We formerly winter-hardy folk have allowed ourselves to become sissified by the extreme weathermen (and women) who use their Mega Doppler, Super Doppler and My Doppler is Better than Your Doppler systems to scare us into hibernation. It used to be that when “extreme” and “Weathermen” were mentioned in the same breath, it was a safe guess the story was about hippies gone haywire, the militant rich kids who, in the late 1960s and early 1970s, bombed government buildings and corporate headquarters, held up armored trucks and aided other lawless radicals in jail breaks to – you had to be there to understand it, and even then, you probably didn’t – advance civil rights and promote peace. Now the weathermen (and women) only make approaching storms seem powerful enough to topple buildings.

It might be a good exercise to divide the snowfall total predicted by the meteorologists by the decibel level of their voices and then multiply that total by the number of times they break into programming to tell us, “Hey, it’s still snowing,” to get a number that will tell us whether we stay inside or go out.

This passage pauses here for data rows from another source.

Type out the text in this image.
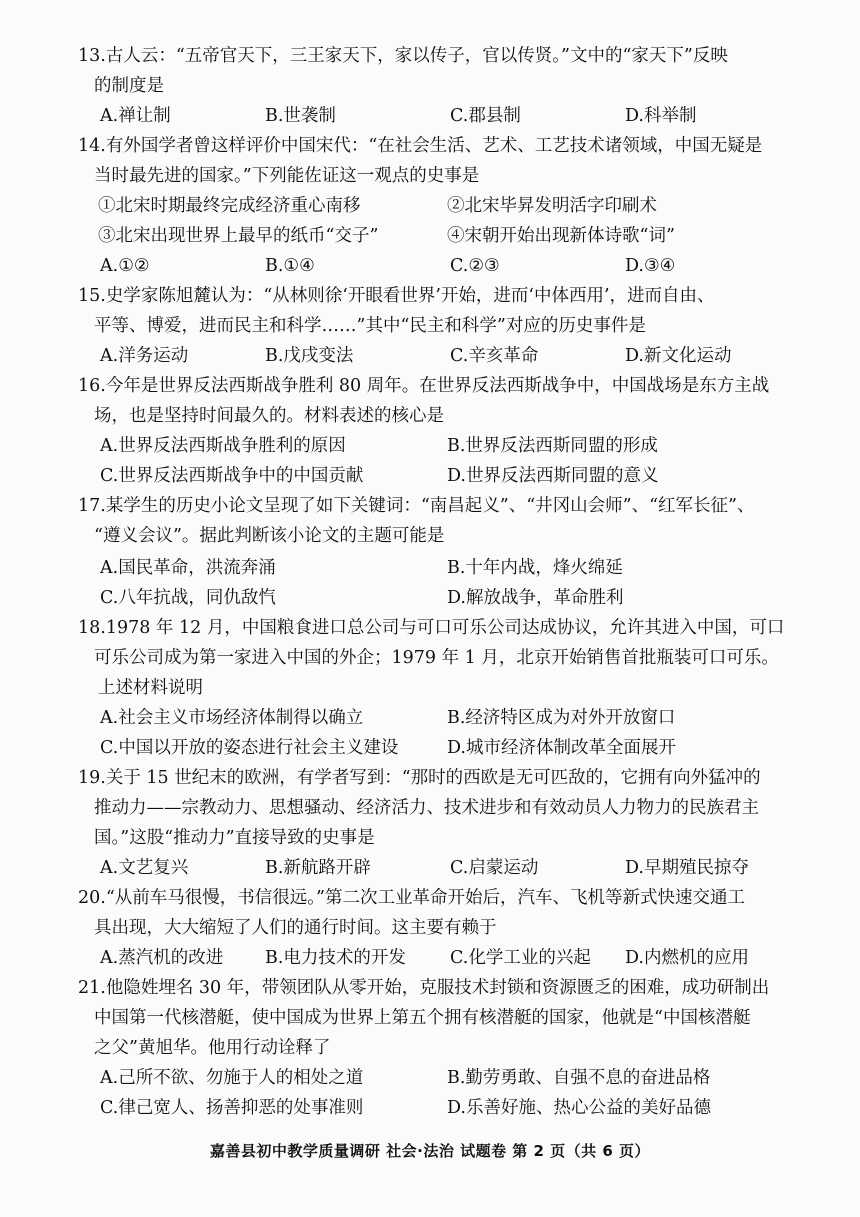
13.古人云：“五帝官天下，三王家天下，家以传子，官以传贤。”文中的“家天下”反映
的制度是
A.禅让制	B.世袭制	C.郡县制	D.科举制
14.有外国学者曾这样评价中国宋代：“在社会生活、艺术、工艺技术诸领域，中国无疑是
当时最先进的国家。”下列能佐证这一观点的史事是
①北宋时期最终完成经济重心南移	②北宋毕昇发明活字印刷术
③北宋出现世界上最早的纸币“交子”	④宋朝开始出现新体诗歌“词”
A.①②	B.①④	C.②③	D.③④
15.史学家陈旭麓认为：“从林则徐‘开眼看世界’开始，进而‘中体西用’，进而自由、
平等、博爱，进而民主和科学……”其中“民主和科学”对应的历史事件是
A.洋务运动	B.戊戌变法	C.辛亥革命	D.新文化运动
16.今年是世界反法西斯战争胜利 80 周年。在世界反法西斯战争中，中国战场是东方主战
场，也是坚持时间最久的。材料表述的核心是
A.世界反法西斯战争胜利的原因	B.世界反法西斯同盟的形成
C.世界反法西斯战争中的中国贡献	D.世界反法西斯同盟的意义
17.某学生的历史小论文呈现了如下关键词：“南昌起义”、“井冈山会师”、“红军长征”、
“遵义会议”。据此判断该小论文的主题可能是
A.国民革命，洪流奔涌	B.十年内战，烽火绵延
C.八年抗战，同仇敌忾	D.解放战争，革命胜利
18.1978 年 12 月，中国粮食进口总公司与可口可乐公司达成协议，允许其进入中国，可口
可乐公司成为第一家进入中国的外企；1979 年 1 月，北京开始销售首批瓶装可口可乐。
上述材料说明
A.社会主义市场经济体制得以确立	B.经济特区成为对外开放窗口
C.中国以开放的姿态进行社会主义建设	D.城市经济体制改革全面展开
19.关于 15 世纪末的欧洲，有学者写到：“那时的西欧是无可匹敌的，它拥有向外猛冲的
推动力——宗教动力、思想骚动、经济活力、技术进步和有效动员人力物力的民族君主
国。”这股“推动力”直接导致的史事是
A.文艺复兴	B.新航路开辟	C.启蒙运动	D.早期殖民掠夺
20.“从前车马很慢，书信很远。”第二次工业革命开始后，汽车、飞机等新式快速交通工
具出现，大大缩短了人们的通行时间。这主要有赖于
A.蒸汽机的改进 B.电力技术的开发	C.化学工业的兴起 D.内燃机的应用
21.他隐姓埋名 30 年，带领团队从零开始，克服技术封锁和资源匮乏的困难，成功研制出
中国第一代核潜艇，使中国成为世界上第五个拥有核潜艇的国家，他就是“中国核潜艇
之父”黄旭华。他用行动诠释了
A.己所不欲、勿施于人的相处之道	B.勤劳勇敢、自强不息的奋进品格
C.律己宽人、扬善抑恶的处事准则	D.乐善好施、热心公益的美好品德
嘉善县初中教学质量调研 社会·法治 试题卷 第 2 页（共 6 页）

I didn’t do the math a couple of weeks ago and woke up to disappointment. Where was this terrorist-sized storm? Admitted, the storm resulted in more than a skiff of snow. But it was hardly the storm of the century, or even the decade.

Yet schools had announced late starts and closings before the first snowflake fell, and when the promised shock and awe failed to materialize and we received a fairly typical snowfall, some of them looked a little foolish. In a litigation-prone society, it was probably a case of erring on the side of caution. That’s a shame, and not just because school could be in session until sometime around the Fourth of July. Their skittishness is robbing children of memories that will warm them for years to come.

When I was a second-grader, reluctance by the administrators to dismiss school early because of a blizzard resulted in what some people called a near catastrophe, but I call a great story. A couple of dozen of us were still on the bus when it became hopelessly stuck in the snow in white-out conditions and frigid temperatures. We formed a human chain and trudged to the nearest farmhouse, occupied by my family’s neighbors the Shipleys, where we spent the night and most of the next day. I don’t remember what the Shipleys fed their unexpected guests, or where we all bedded down for the night, but I do remember the atypical camaraderie between the older and younger kids. I also remember that the Shipley twins, a year older than I, were home with the measles and we all took the red spots to our respective homes.

No parents sued the school for putting their darlings in harm’s way. No one even thought about it. They just accepted the simple truth about living in the Midwest in the winter: It snows, sometimes a lot, and life can’t stop because of it.